For this reason, the German Federal Office for Information Security (BSI) has also published an ICS Security Compendium. This compendium summarizes the central threat scenarios for the industrial sector. It also contains a collection of best practices on how such systems can be secured and what needs to be taken into account at the planning stage.
First of all, it is necessary to centralize the management of digital security. This means that the company's own IT security department will also be responsible for industrial security in the future. Traditionally, PLCs and similar systems are not part of IT security. In this way, uniform standards can be established. Identity and access management policies make it possible to control access to PLC systems at network level. Another way to secure ICS is to set up different network zones. IT Security then bundles IoT and IC systems in these protected areas. Basic authorizations then apply in this network. Using an overview list, IT Security creates a topography of all ICS in the enterprise area. In this way, it is possible to capture all ICS and map them into these protected network zones. Network access controls with separate authentication allow access to be logged. In addition, group guidelines, policies and risk profiles are useful for these industrial control systems.
Protection against physical access is also necessary. Endpoint security is the keyword here. In addition to IoT devices and the ICS infrastructure, this also applies to switches, routers and, above all, wireless networks. Unused ports must be disabled, which prevents temporary connections with a portable device such as a laptop. The optimal solution is to completely isolate the ICS networks from the wireless networks so that only wired connections transmit this data. In this way, unnoticed access via the network structures can be effectively prevented.

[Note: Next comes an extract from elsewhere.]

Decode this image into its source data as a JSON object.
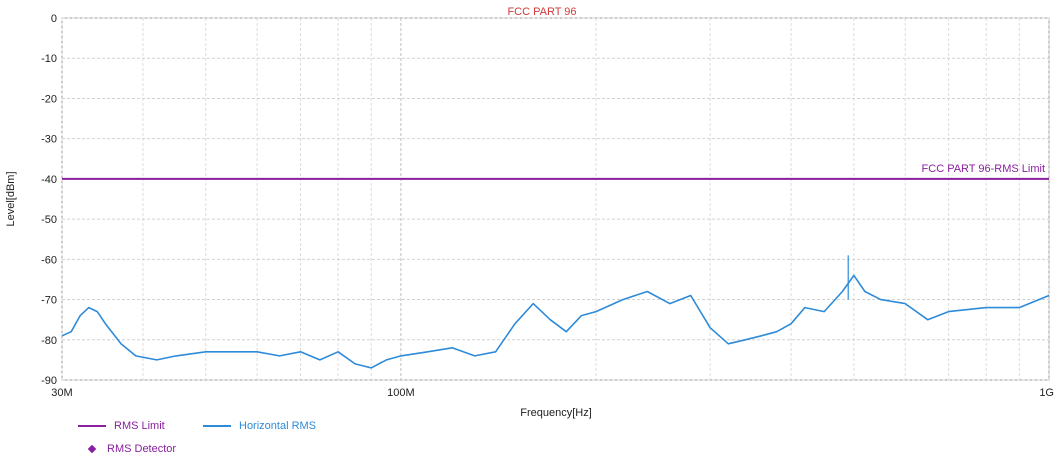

Industrial security is a highly relevant topic area within IT security, for which, however, there is still an acute need to catch up in many companies. Practical examples show the devastating effects of targeted attacks on ICS vulnerabilities. This threatens not only the industrial sector, but also critical infrastructures such as the energy sector or water supply. The IT security of these institutions has the task of identifying threatened systems as quickly as possible and implementing individual solutions that guarantee industrial security in the ICS sector. Otherwise, there is a threat of attacks on critical infrastructures with far-reaching consequences for the entire population, as was recently observed in the USA with the cyberattack on the Colonial Pipeline.